I was talking with a paramedic recently who said that driving while sleep deprived is akin to driving drunk. It’s not entirely a surprise to me – although moderately alarming when you think that half of the Valley must be driving around in a daze with the kids in the back seat. Sleep is one of those mysterious wonders that everyone tells you goes away after having kids, but you never believe them until you are nine months into it all and can’t speak in complete sentences.
Lately – well, honestly, always – sleep has been on my mind a lot. The end of every summer is when I consider deeply how much sleep I’m not getting, how to score some much needed extra Zs and why it is my children – who are generally excellent sleepers – choose to go through major growth spurts, hatch teeth or contract an extra serious case of stomach flu right in the middle of a planned sleep fest.
So has the reality of not being at the top of your game when sleep is out of whack. I suspect, much like not driving after an all-night nursing fest with an infant, that is partially why the Canadian government gives moms a full year off from work after the birth of a baby. My general theory is that – no matter how much you try – there is no real chance to acquire that zen-like balance between sleep, functioning human and full-time work before your kiddo has started eating solid food, is well on the way to walking and has decided their first word will be “Poop.”
Something has to give, and that is usually sleep, which isn’t the most excellent of compromises.
So, as I make some transitions in my life that allow me to reach more of a fully functioning human status, finding ways to get the kids to sleep longer so that I can do the same has been at the top of my priority list.
I completely admit that about 75 percent of the time this is a foolish endeavor. Sleep and small children are pretty much an oxymoron. There is no realistic way of making them snooze on cue. But, helping them get there or find ways to allow me to stay there a bit longer has been an amazingly therapeutic for all of us.

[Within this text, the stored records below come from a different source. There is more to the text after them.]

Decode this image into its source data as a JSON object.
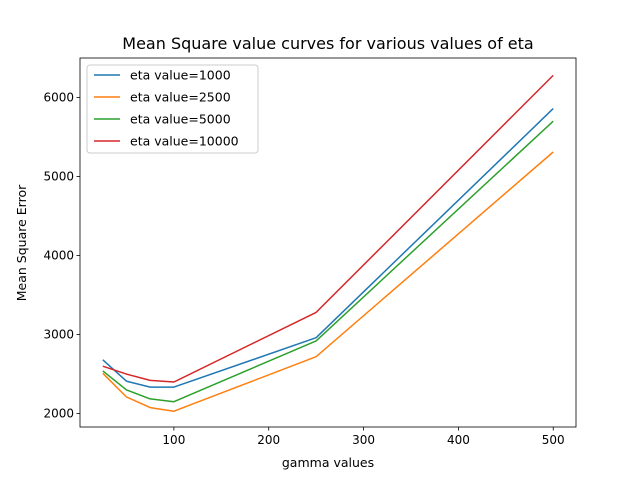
{
  "chart_data": {
    "type": "line",
    "title": "Mean Square value curves for various values of eta",
    "xlabel": "gamma values",
    "ylabel": "Mean Square Error",
    "xlim": [
      1,
      524
    ],
    "ylim": [
      1830,
      6500
    ],
    "xticks": [
      100,
      200,
      300,
      400,
      500
    ],
    "yticks": [
      2000,
      3000,
      4000,
      5000,
      6000
    ],
    "grid": false,
    "legend": "top-left",
    "x": [
      25,
      50,
      75,
      100,
      250,
      500
    ],
    "series": [
      {
        "name": "eta value=1000",
        "color": "#1f77b4",
        "values": [
          2680,
          2410,
          2335,
          2335,
          2960,
          5860
        ]
      },
      {
        "name": "eta value=2500",
        "color": "#ff7f0e",
        "values": [
          2510,
          2210,
          2075,
          2030,
          2720,
          5310
        ]
      },
      {
        "name": "eta value=5000",
        "color": "#2ca02c",
        "values": [
          2540,
          2300,
          2185,
          2150,
          2920,
          5700
        ]
      },
      {
        "name": "eta value=10000",
        "color": "#d62728",
        "values": [
          2600,
          2500,
          2420,
          2400,
          3280,
          6280
        ]
      }
    ]
  }
}
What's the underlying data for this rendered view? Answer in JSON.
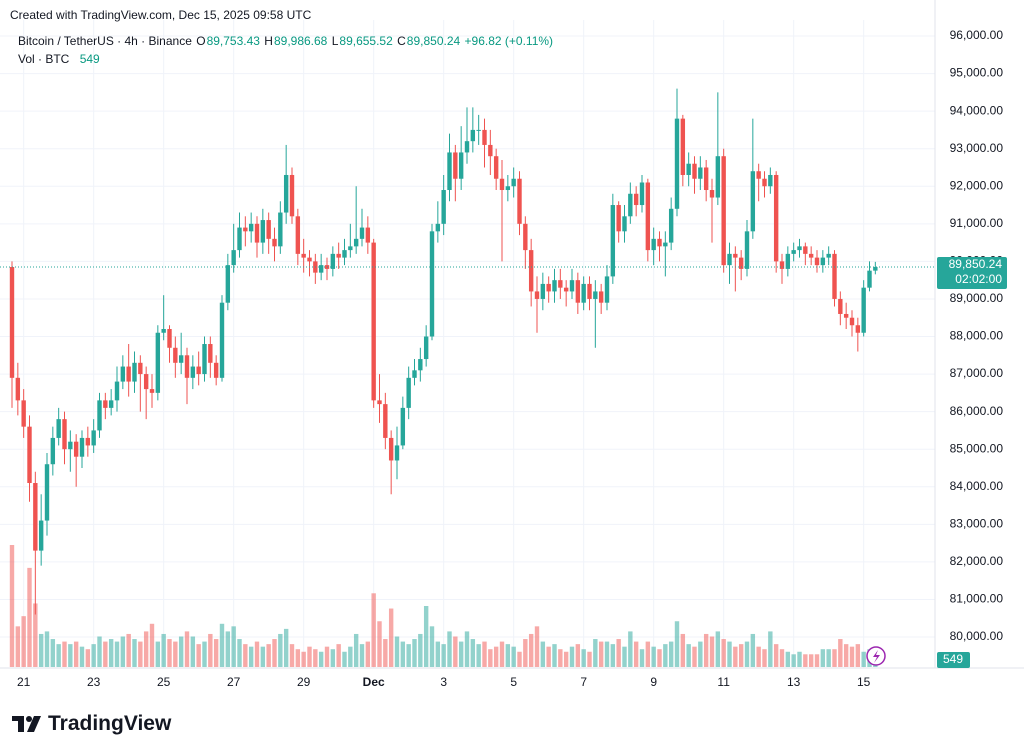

This isn’t a practice I’m positive can continue. It seems to be a lovely summertime luxury of snuggling in bed a bit longer, easygoing morning activities for the older kiddo who is up when she’s up, but sometimes will sleep in until 10 a.m.
What I have learned mostly, though, is that if the kids are sleeping, so am I.
That sounds like a strange realization. But, for the longest time my “need to get things done” instinct seemed to have suffocated my rational brain that knew I should be sleeping. I’d get up at 5 a.m. after three hours of sleep just to clean the house.